I don’t remember the exact figure, but AlphaGo is one example that uses thousands and thousands of watts of power. I think it’s over one thousand servers running in parallel. And Lee Se-dol, the human champion, uses about fifty watts. Somehow we’re doing these unbelievably complex calculations incredibly power efficiently—we’re data efficient and power efficient. So when it comes to AI, we in the machine-learning community have a lot to learn.

But that’s what makes it such an exciting field. We’re solving unbelievably complex problems and not just in natural language and machine vision but also in some cases even the fusion of those two.

Privacy organizations take claims about privacy invasion related to devices or services and attempt to reenact the invasion claims. It’s actually pretty easy for privacy organizations to do this, and they do it all the time. They reverse-engineer devices to see if their privacy claims are true. And that’s a very good behavior, and I’m grateful for all those privacy organizations that do that. And they have uncovered honest mistakes that companies have made—sometimes maybe companies just weren’t careful enough.

Our device is not transmitting anything to the cloud until it hears the wake word, “Alexa.” And when it hears the wake word “Alexa,” the ring on the top lights up. When the ring is lit, the device is sending what you say to the cloud. It has to do that because we need access to all of the data in the cloud in order to be able to do the full range of things that Alexa can do—check the weather for you and so on.

Hacking is one of the great issues of our age, one that as a society and a civilization we have to globally figure out. And some of the solutions will become laws. Some of it is nation–states doing things that you wouldn’t want them to do, and it’s not clear at all how that’s going to be controlled.

With most devices and the technologies we have today, nation–states can easily listen in on any conversation by bouncing a laser beam off one of your windows in your home, or they can put a piece of malware on your phone and turn all the microphones on. A typical high-end phone today has four microphones. So we’re going to have to figure out as a society that it’s probably easier to control certain institutions like the FBI because we can come together and decide what the rules should be, what the laws should be, and how courts should enforce them. But when it comes to nation–states cyberhacking and so on, I consider it an unsolved issue. I don’t know what we’re going to do.

I don’t know the answer to the question of whether an internet-connected society can ever be made really secure. We’ve lived with these technologies for a long time. People want to carry a phone around, and I think that the phone phenomenon is here to stay. And that phone is completely controlled by software. It has multiple microphones on it. The microphones are controlled by software.

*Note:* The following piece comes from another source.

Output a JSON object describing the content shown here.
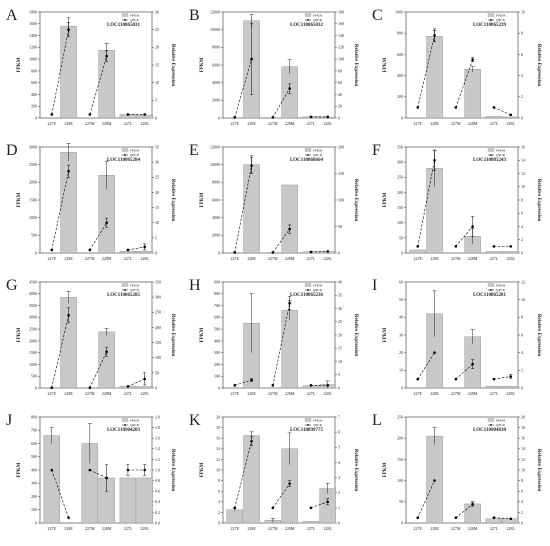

The radio in that phone can transmit the data anywhere in the world.

And so the technical capability is there to turn any mobile phone into a listening device surreptitiously. With Alexa, the team made a very interesting and, I think, noteworthy decision. I hope other companies might emulate this decision—to include a mute button that turns the microphone off on the Echo. When you press the mute button, it and the ring turns red, and that red light is connected to the microphone with analog electronics. So it’s actually impossible, when that red light is on, for the microphones to come on. You can’t do that remotely through hacking. But phones are not like that.